JUDGMENT M.P. Saxena, J. - This is a tenant's petition arising out of proceedings under section 21 of the U.P. Act No. XIII of 1972. 2. The opposite parties Nos. 3 and 4 are the landlords of house No. 55 situate in mohalla Khatrana, Shikohabad. One Suraj Mal, predecessor of the petitioners occupied this house as a tenant at the rate of Rs. 18/- per month from 1951. The opposite parties No. 3 and 4 purchased this house on 27/10/1965 and thereby became landlords of the tenants. They moved an application under section 21(1) (a) of the said Act for release of this house on the ground of bona fide need. It was alleged that they are living in a Kachcha room and suffering great discomfort and hardship. They purchased the disputed house for their own occupation and requested Suraj Mal to vacate it but in vain. 3. The application was contested, inter-alia, on the grounds that the landlords have no bona fide need but they want to enhance the rent and that the house already occupied by the landlord is quite sufficient to meet their requirements. 4. Suraj Mal died during the pendency of the proceedings and his heirs were brought on the record. These heirs raised an additional plea that the application for release was bad for non joinder of the daughters of Suraj Mal. 5. After going through the evidence on the record the Prescribed Authority came to the conclusion that the landlords had no need for the disputed building and rejected their application. The landlords filed an appeal under section 22 of the Act. The learned District Judge set aside the order of the Prescribed Authority and allowed the release application. The tenants were granted six month's time to vacate the premises. They have, therefore filed this petition for quashing the order passed by the learned District Judge. 6. I have heard the learned counsel for both sides and have given my anxious consideration to the whole matter. The learned District Judge has apprised the entire evidence on the record and arrived at the conclusion that the landlords opposite parties have bona fide need for the building. There is no manifest error of law to justify interference with this finding. Therefore, there can be no manner of doubt that the landlords have got the bona fide need for accommodation. 7.
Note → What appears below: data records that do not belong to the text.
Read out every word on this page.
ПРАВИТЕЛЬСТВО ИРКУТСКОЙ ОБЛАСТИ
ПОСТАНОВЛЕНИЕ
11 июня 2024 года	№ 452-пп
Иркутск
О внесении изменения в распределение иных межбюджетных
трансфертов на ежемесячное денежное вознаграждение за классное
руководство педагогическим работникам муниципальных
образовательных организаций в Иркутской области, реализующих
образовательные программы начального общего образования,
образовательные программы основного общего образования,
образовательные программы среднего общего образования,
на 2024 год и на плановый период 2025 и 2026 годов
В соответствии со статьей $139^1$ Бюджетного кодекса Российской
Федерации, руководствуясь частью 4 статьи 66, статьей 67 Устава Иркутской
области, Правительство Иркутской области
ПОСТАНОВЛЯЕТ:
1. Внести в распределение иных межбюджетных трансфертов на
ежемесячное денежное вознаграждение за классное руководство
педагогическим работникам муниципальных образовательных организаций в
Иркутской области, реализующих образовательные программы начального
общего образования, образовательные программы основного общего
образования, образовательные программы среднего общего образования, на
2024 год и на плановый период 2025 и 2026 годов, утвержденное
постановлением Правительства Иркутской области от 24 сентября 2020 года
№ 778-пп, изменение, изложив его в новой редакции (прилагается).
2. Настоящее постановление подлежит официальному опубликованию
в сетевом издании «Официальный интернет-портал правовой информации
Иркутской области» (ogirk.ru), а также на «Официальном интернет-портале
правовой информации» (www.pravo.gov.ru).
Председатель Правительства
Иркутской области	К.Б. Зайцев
There is no manifest error of law to justify interference with this finding. Therefore, there can be no manner of doubt that the landlords have got the bona fide need for accommodation. 7. Similarly a proper comparison of hardship has been made and the learned district Judge has come to the conclusion that greater hardship will be caused to the landlords by the rejection of the application than will be caused to the tenants if the application is allowed. This finding also does not suffer from any legal infirmity and cannot be disturbed. The point which has been pressed is that the landlords at first moved an application under section 3 of the erstwhile U P. Act No. 1II of 1947 and as that application was rejected the second application under section 21 of the New Act was barred by res-judicata. It has been negatived by learned District Judge and in my opinion rightly. 8. There is no bar to the filing of a second application for release under the New Act. All that rule 18(2) lays down is that where an application of a landlord against a tenant under section 21 for the release of any building for any specific part thereof or any surplus land appurtenant to the said building is rejected on merits and an application on the same ground is made within a period of one year from that decision the Prescribed Authority shall accept the findings in those proceedings as conclusive. It makes it clear that if a second application is moved after one year from the date of rejection of the first application it can be disposed of on merits. If it is presented within a year then the findings recorded in the previous proceedings shall be taken as conclusive. In the instant case the application under section 3 of the Old Act was allowed by the Rent Control and Eviction Officer on 30/3/1968. The revision was filed which was allowed on 31/7/1968 and the petition to the Government under section 7-F of that Act was dismissed on 18/9/1968 The release application under section 21 was moved on 18/1/1973 i e. long after the expiry of one year from 18/9/68. Therefore it could not be barred in any manner or the findings given in the matter under section 3 of the old Act could be treated as conclusive.
Therefore it could not be barred in any manner or the findings given in the matter under section 3 of the old Act could be treated as conclusive. The application under section 21 was moved after a lapse of about four years from date of rejection of the first application and during this period the circumstance could change necessitating release of the building. The learned District Judge has referred to all these matters in his judgment and it cannot be said that he has committed any manifest error of law in deciding the case. 9. In the result, the writ petition has no force and is dismissed with costs on parties. The petitioners are however granted three months' time to vacate the disputed buildings.